The Kloster Unser Lieben Frauen, as it had formerly been known. The literal translation into English was "the Monastery of Our Loving Women," but it was actually a convent dedicated to the Virgin Mary-and it was still referred to as such by Magdeburg's more devout inhabitants, who cast a skeptical eye on the new activities to which the ancient building was being put today. The Lutherans, perhaps oddly, even more than the Catholics from whom the monastery had been seized after Gustav Adolf established his control of the city and began rebuilding it from the devastation left by Tilly's army in 1631.
But perhaps that was not so odd. There weren't that many Catholics in Magdeburg, which had been the center of Lutheranism in Germany since the previous century. Or, at least, not many who made a point of it. Feelings could still run high about the horrible massacre, which had happened less than three years earlier. Since the emperor had allowed the Catholics to retain the small cathedral of San Sebastian not far from the huge Lutheran Dom, and his soldiery-the CoC, still more so-kept the religious peace in the city, Thorsten imagined the city's Catholics were inclined not to make a fuss about the former Kloster.
"Thorsten, I'm freezing. And we've only got a one-day leave. Either shit or get off the pot. If you can't work up the nerve to see the Americaness again, then"-Eric snatched a hand from beneath his coat and pointed to the north; then stuck it right back-"there's a nice warm tavern not two blocks away."
A tavern sounded… very tempting. Warm, good beer-and most of all, a familiar and comfortable situation. As opposed to marching into a monastery-become-peculiar-charity-project, where lurked a young female who intimidated Thorsten almost as much as she attracted him.
In the end, the decision was made for him. The big door to the settlement house opened and Caroline herself emerged. With the same incredible smile on her face that Thorsten vividly remembered.
Did more than remember, actually. In the weeks since he'd last seen her, he'd used the memory of that smile to fend off the image of Robert Stiteler being slaughtered. That worked very well, he'd found. He was having fewer and fewer nightmares and flashbacks as time went on.
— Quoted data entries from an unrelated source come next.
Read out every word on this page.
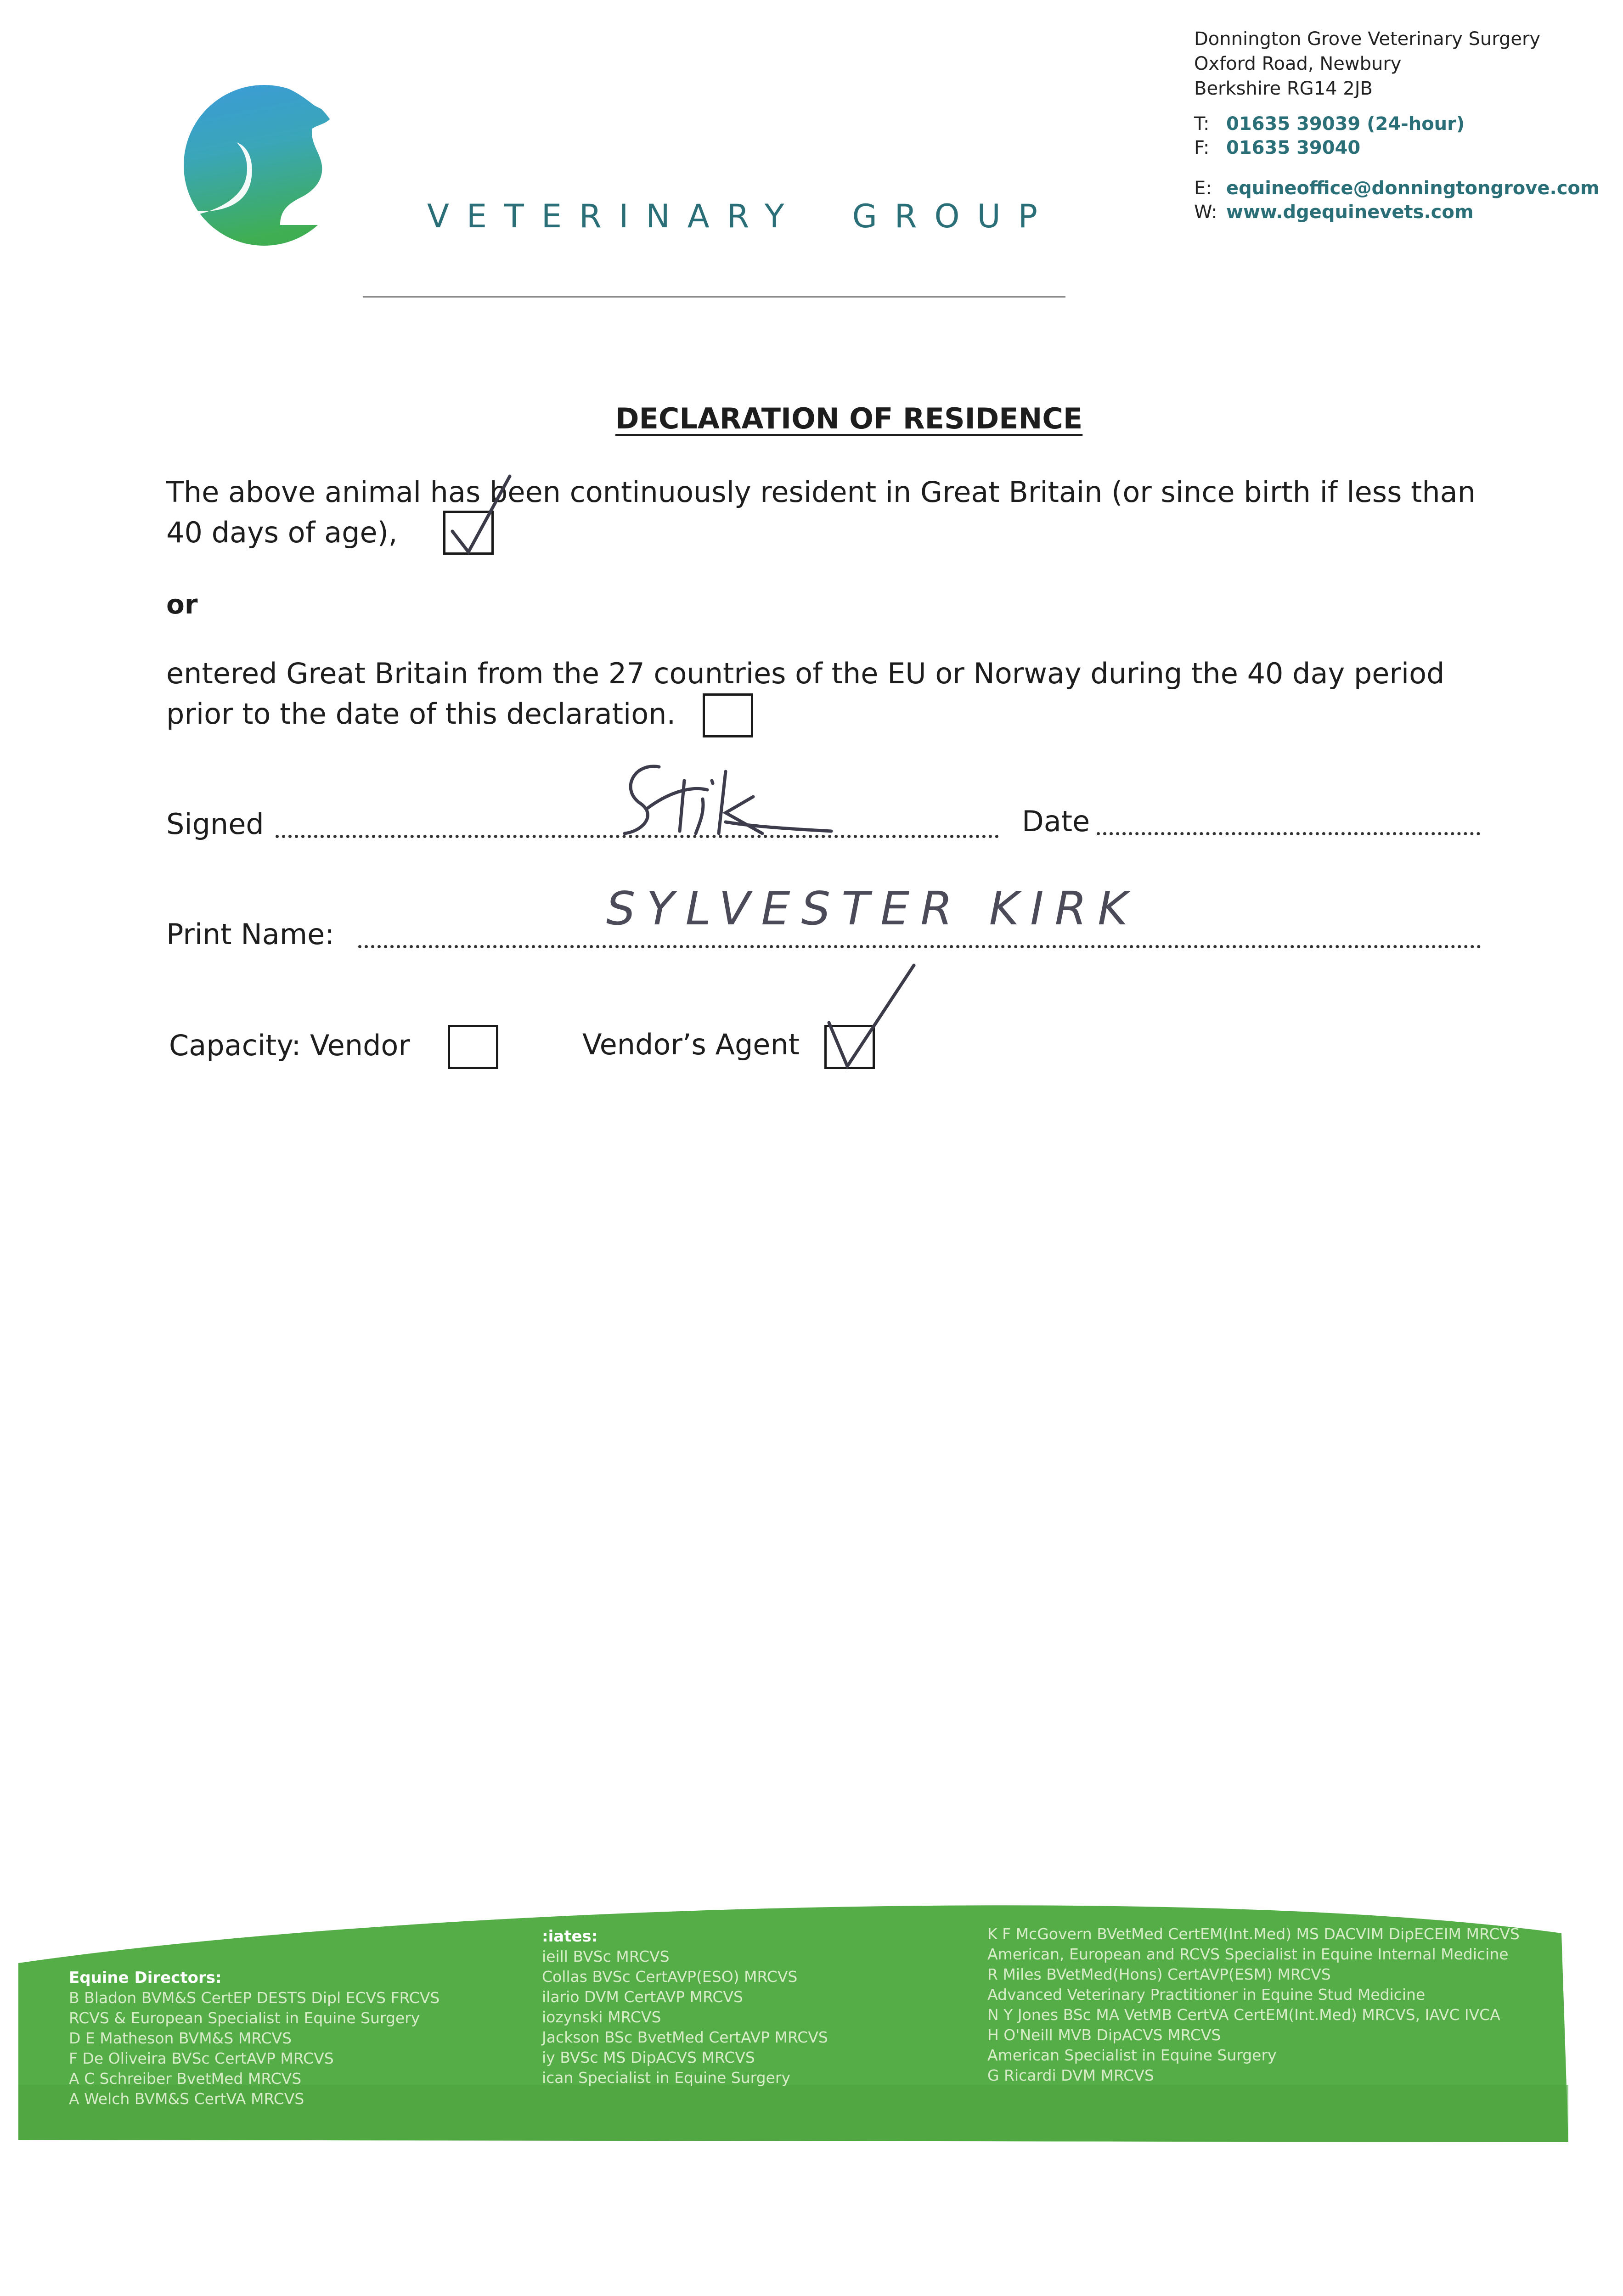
VETERINARY GROUP
Donnington Grove Veterinary Surgery
Oxford Road, Newbury
Berkshire RG14 2JB
T: 01635 39039 (24-hour)
F: 01635 39040
E: equineoffice@donningtongrove.com
W: www.dgequinevets.com
DECLARATION OF RESIDENCE
The above animal has been continuously resident in Great Britain (or since birth if less than
40 days of age),
or
entered Great Britain from the 27 countries of the EU or Norway during the 40 day period
prior to the date of this declaration.
Signed	Date
Print Name:	SYLVESTER KIRK
Capacity: Vendor	Vendor’s Agent
Equine Directors:
B Bladon BVM&S CertEP DESTS Dipl ECVS FRCVS
RCVS & European Specialist in Equine Surgery
D E Matheson BVM&S MRCVS
F De Oliveira BVSc CertAVP MRCVS
A C Schreiber BvetMed MRCVS
A Welch BVM&S CertVA MRCVS
:iates:
ieill BVSc MRCVS
Collas BVSc CertAVP(ESO) MRCVS
ilario DVM CertAVP MRCVS
iozynski MRCVS
Jackson BSc BvetMed CertAVP MRCVS
iy BVSc MS DipACVS MRCVS
ican Specialist in Equine Surgery
K F McGovern BVetMed CertEM(Int.Med) MS DACVIM DipECEIM MRCVS
American, European and RCVS Specialist in Equine Internal Medicine
R Miles BVetMed(Hons) CertAVP(ESM) MRCVS
Advanced Veterinary Practitioner in Equine Stud Medicine
N Y Jones BSc MA VetMB CertVA CertEM(Int.Med) MRCVS, IAVC IVCA
H O'Neill MVB DipACVS MRCVS
American Specialist in Equine Surgery
G Ricardi DVM MRCVS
"Do you always make a habit of this?" she asked him cheerfully.
Peering out the same frosted window through which Caroline had first spotted Thorsten Engler standing outside, Maureen Grady smiled almost as widely as Caroline. "Well, this is shaping up nicely. I am so fond of men who aren't always cocksure about everything."
Anna Sophia, the dowager countess of Schwarzburg-Rudolstadt, half-rose from her seat near the window and looked out also. "Is that the young man you mentioned to me last week?"
Her nineteen-year-old sister-in-law Emelie, born a countess of Oldenberg-Delmenhorst but the new countess of Schwarzburg-Rudolstadt since her marriage the previous summer, rose from her chair and came to the window also. "Nice-enough looking fellow, I will say that. But are you sure he's suitable for our precious Caroline?"
Maureen started to say something, but broke off in a half-choked laugh when she spotted the expression on the face of the older countess. Anna Sophia was looking very prim and proper indeed. Much the way a middle-aged and eminently respectable lady reacts to something unmentionable being spoken aloud in public. Silence, that somehow still manages to exude wordless disapproval.